Strategic Corporate Social Responsibility: 9/1/15
I am sure you have all been following an unfolding drama at VW. Rather than focus on the firm alone, however, the article in the URL below highlights the track-record of the whole industry in conditions of regulatory conformity. It seems that evading rules and rules is standard working practice on the market, with any fines that result from being caught viewed as an affordable cost to do business. And so on, and so on. Of course, the Ford Pinto stands as the poster child for “cost-benefit analysis,” and nothing at all much has changed since.
900m for its ignition switch fiasco that resulted in the confirmed fatalities of 124 people is merely the latest in an extended type of pathetic settlements that let everyone off-the-hook. Despite the fact that the Department of Justice discovered that GM knowingly sold faulty vehicles which were resulting in drivers fatalities, no individuals were held accountable as part of the settlement. The list on goes.
So, I am interested in the responsibility of the fault in all this. Who do you consider is most to blame-the regulators for failing woefully to punish firms in a way that discourages rule-breaking, or the companies themselves for taking benefit of the vulnerable enforcement? While there is plenty of blame to around go, I think the regulators are primarily at fault.
By consistently failing to punish firms in a way that enables them know the rule-breaking will not be tolerated and can threaten the firm’s permit to operate if life is endangered, the regulators are condoning part trimming for competitive advantage implicitly. This is the behavior of these were incentivizing, so that is the behavior that resulted.

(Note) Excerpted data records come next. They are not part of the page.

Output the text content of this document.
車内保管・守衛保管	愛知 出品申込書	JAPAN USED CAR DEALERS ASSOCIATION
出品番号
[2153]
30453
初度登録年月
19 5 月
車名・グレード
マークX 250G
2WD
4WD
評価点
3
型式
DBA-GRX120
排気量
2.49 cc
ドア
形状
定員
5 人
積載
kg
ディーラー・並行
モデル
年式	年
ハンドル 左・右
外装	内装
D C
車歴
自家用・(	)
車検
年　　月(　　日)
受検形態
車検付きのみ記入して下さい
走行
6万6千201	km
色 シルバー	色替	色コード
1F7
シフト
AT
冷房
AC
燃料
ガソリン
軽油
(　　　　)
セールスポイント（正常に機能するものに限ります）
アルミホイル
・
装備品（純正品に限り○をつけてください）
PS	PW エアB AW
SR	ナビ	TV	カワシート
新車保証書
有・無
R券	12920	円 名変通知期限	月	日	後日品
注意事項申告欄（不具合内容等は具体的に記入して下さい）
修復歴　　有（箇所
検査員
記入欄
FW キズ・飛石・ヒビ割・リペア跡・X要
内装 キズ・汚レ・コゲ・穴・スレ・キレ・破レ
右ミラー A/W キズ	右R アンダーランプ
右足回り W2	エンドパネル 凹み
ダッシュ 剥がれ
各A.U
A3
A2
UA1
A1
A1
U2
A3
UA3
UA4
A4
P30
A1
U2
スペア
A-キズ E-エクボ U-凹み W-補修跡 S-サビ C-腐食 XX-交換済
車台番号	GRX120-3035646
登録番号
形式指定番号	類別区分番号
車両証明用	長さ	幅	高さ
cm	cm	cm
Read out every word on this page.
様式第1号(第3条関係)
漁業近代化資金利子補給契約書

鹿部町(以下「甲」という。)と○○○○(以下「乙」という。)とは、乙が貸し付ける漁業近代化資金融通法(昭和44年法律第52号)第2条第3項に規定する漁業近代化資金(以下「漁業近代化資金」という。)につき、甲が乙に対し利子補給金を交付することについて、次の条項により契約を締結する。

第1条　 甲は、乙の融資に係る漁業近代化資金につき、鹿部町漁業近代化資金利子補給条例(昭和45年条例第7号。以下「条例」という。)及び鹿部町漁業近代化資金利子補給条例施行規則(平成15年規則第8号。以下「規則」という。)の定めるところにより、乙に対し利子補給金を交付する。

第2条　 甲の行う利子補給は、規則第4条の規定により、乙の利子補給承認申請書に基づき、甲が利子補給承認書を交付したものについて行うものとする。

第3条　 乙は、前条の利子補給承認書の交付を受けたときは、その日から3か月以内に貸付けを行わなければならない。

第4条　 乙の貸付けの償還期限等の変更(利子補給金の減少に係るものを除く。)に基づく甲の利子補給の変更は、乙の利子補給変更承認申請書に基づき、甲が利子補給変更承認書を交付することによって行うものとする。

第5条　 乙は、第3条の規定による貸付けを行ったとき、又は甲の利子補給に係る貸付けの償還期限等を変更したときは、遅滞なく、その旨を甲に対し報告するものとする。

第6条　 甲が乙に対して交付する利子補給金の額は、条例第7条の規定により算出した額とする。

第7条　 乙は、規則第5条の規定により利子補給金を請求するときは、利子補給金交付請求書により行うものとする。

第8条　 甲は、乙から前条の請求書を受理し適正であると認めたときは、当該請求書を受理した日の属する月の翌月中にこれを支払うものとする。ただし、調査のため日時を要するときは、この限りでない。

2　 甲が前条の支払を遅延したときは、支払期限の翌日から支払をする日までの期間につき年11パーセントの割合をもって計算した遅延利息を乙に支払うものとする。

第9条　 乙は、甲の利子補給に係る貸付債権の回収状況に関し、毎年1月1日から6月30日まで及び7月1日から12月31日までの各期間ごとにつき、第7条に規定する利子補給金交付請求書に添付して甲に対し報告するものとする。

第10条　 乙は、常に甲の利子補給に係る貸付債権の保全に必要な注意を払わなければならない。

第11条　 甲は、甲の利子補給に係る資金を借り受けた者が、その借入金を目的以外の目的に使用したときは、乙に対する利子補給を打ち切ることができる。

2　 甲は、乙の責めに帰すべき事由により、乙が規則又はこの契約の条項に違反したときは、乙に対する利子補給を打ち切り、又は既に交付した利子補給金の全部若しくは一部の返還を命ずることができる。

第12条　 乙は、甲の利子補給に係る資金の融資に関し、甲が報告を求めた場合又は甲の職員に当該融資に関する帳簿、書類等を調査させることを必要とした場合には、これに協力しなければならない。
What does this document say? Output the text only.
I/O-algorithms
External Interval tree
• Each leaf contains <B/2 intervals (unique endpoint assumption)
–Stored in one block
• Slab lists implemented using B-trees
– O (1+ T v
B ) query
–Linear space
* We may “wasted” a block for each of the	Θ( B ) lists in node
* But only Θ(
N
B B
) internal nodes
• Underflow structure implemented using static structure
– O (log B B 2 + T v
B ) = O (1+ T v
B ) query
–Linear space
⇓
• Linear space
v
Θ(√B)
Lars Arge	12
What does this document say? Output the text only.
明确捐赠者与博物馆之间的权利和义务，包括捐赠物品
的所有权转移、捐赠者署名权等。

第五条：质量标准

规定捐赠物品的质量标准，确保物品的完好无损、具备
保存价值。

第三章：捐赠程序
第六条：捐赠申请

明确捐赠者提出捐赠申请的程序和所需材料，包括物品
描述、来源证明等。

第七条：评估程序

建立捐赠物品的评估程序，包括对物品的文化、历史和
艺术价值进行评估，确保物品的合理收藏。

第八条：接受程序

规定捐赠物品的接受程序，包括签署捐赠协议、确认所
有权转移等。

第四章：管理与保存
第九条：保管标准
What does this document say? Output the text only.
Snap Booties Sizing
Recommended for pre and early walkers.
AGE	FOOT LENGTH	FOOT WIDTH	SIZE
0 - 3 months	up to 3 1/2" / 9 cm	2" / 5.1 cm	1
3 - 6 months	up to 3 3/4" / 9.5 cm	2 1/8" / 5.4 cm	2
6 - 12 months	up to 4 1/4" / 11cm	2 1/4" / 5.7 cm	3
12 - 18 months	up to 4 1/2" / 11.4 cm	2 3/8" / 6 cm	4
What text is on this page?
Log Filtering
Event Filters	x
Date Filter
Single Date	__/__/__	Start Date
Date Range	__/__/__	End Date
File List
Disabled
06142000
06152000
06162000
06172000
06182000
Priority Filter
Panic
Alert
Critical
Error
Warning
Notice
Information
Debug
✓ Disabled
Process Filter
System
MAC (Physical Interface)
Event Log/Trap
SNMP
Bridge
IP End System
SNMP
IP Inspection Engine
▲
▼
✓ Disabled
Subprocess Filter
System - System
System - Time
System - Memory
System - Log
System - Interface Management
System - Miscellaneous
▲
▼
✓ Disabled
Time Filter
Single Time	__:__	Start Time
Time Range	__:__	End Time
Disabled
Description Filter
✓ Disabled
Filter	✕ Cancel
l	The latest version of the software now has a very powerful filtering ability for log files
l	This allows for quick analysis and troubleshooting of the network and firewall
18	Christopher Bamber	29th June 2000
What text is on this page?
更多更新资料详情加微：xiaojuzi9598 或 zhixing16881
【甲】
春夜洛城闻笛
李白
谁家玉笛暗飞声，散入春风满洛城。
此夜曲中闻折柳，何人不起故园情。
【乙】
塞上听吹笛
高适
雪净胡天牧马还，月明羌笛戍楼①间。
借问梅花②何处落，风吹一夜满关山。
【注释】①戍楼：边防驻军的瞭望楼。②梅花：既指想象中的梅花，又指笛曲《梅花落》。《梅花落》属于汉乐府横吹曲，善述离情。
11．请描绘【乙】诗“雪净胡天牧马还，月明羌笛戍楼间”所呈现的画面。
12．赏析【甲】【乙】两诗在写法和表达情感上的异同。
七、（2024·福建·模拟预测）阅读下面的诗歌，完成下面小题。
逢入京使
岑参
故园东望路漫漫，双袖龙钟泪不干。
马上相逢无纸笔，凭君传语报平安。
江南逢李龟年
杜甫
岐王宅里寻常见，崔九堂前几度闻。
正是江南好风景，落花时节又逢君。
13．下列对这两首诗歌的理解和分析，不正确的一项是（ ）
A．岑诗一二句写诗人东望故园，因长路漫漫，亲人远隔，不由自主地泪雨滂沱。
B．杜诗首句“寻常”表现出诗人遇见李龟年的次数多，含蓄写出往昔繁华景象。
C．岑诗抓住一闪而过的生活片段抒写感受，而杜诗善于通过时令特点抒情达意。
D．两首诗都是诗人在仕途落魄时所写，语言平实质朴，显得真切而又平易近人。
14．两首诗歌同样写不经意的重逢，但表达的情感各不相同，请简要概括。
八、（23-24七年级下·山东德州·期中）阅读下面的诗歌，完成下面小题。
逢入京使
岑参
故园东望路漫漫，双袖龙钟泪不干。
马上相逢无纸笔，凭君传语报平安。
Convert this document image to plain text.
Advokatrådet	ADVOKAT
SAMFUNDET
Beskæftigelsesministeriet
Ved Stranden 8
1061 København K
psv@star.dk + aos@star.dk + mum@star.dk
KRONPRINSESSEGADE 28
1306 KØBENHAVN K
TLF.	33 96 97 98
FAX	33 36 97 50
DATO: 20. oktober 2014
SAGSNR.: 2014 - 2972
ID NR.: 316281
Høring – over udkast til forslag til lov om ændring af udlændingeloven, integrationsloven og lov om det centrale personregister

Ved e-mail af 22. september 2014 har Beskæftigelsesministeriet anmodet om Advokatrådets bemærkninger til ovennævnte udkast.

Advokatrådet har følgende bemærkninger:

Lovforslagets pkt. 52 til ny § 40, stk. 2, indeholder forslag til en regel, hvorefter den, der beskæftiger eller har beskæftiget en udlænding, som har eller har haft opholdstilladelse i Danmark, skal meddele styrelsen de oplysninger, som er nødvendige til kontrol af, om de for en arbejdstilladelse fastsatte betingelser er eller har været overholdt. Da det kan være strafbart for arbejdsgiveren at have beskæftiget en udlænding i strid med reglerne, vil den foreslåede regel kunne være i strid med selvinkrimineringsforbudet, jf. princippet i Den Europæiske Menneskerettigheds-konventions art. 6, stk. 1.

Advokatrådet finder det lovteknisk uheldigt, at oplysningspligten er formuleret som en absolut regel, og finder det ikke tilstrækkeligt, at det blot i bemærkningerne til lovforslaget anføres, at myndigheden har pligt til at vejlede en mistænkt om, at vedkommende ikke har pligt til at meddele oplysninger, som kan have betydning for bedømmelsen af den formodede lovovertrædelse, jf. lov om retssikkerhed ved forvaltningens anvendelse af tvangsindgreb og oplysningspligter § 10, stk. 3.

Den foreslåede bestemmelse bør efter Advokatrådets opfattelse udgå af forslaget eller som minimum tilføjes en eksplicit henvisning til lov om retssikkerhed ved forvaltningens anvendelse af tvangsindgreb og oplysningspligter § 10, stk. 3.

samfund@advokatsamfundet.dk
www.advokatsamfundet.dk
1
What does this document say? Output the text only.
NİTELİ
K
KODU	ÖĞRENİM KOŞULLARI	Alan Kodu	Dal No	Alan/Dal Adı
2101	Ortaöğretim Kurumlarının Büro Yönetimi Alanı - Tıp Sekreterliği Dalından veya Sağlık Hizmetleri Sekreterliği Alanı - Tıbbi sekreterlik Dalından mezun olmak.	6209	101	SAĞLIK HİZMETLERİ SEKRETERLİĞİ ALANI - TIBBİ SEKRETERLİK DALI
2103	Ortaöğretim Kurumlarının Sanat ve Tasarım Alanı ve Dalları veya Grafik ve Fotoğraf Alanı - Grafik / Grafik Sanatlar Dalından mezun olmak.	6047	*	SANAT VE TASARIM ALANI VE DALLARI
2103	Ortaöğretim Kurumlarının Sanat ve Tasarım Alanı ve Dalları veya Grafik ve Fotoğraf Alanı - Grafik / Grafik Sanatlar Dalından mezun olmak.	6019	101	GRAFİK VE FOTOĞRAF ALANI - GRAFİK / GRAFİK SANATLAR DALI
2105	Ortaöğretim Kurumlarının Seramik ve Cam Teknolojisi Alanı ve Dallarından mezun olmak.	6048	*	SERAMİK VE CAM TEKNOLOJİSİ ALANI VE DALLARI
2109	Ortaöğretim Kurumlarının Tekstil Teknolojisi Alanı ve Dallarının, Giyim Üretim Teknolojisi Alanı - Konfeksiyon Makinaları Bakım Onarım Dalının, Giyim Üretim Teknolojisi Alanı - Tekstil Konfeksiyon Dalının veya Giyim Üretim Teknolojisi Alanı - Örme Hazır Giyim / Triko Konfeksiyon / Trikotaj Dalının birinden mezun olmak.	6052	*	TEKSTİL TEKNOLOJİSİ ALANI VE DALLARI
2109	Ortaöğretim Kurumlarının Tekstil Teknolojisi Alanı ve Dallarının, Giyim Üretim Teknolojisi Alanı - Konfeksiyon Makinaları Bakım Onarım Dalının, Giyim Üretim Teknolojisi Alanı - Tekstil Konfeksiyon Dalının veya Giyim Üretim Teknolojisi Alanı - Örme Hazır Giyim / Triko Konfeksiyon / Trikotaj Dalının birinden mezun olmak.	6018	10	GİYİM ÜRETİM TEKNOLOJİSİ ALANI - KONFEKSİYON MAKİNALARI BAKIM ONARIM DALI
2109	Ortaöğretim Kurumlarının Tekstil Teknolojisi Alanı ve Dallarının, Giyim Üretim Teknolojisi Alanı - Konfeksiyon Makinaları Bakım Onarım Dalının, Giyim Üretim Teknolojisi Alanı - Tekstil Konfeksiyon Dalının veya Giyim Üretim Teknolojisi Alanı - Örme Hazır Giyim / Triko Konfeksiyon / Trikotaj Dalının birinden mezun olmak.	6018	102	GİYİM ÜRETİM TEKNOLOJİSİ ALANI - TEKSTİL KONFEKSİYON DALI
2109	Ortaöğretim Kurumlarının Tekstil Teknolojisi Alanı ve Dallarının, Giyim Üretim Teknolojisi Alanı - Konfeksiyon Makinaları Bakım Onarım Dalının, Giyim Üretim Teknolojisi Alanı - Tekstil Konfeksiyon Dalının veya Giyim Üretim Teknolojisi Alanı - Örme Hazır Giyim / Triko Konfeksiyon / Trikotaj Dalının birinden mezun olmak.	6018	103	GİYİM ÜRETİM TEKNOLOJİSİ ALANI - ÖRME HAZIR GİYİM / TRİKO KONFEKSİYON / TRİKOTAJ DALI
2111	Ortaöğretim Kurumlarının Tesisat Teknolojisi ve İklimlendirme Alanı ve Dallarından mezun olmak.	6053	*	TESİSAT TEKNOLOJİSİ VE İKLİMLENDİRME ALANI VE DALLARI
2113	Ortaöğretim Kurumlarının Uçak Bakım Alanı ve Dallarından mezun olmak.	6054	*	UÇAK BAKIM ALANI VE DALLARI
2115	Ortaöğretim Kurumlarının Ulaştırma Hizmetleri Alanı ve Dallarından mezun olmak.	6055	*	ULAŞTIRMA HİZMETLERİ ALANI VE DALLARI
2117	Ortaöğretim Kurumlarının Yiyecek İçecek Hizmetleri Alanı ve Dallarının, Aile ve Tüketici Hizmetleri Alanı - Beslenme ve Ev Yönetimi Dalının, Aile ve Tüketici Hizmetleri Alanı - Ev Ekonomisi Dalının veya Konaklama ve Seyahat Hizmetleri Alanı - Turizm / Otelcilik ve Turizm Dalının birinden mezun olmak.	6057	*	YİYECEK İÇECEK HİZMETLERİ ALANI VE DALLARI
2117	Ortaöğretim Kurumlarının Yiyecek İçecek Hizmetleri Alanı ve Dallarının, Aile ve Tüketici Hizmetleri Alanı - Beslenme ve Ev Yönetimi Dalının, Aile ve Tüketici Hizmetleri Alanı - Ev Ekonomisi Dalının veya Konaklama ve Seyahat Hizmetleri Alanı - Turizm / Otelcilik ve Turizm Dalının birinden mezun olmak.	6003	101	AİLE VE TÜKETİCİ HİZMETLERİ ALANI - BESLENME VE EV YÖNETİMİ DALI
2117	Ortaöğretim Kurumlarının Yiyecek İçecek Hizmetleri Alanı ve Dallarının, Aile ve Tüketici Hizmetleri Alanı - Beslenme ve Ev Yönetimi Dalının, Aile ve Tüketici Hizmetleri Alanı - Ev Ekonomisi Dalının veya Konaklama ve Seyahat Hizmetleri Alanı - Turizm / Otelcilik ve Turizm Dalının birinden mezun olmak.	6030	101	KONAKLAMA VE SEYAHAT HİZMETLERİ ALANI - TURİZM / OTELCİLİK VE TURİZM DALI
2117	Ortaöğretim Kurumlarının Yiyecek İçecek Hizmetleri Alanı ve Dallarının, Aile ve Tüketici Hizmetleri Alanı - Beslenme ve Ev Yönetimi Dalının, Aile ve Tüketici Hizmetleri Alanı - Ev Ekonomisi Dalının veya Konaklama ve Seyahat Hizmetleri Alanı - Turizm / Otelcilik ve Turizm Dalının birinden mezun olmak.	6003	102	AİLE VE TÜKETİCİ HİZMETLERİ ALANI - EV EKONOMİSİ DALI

- Flexible facilities that grow with your business
- When am I likely to break even or pull the plugs
- Palpable “enterprise wide” feeling that systemic change is long overdue
- The people included must trust each other
- Bad Debts & Interest
Regulators have the power (and power) to put repeat transgressors out of business-in fact, it is their duty to take action. That they don’t, to me (and to the firms), signals that the behavior is eventually acceptable to those setting the rules. Underpinning the concept of “corporate stakeholder responsibility” (an important component of the Strategic CSR) is the theory that stakeholders have a responsibility to carry the firm to account.
It is this accountability that underpins the theory that companies’ self-interest lies in sticking with their stakeholders’ wants. If stakeholders are unwilling to enforce their ideals by holding companies to accounts, we can only just blame ourselves whenever we don’t get the behavior from companies that people say we seek.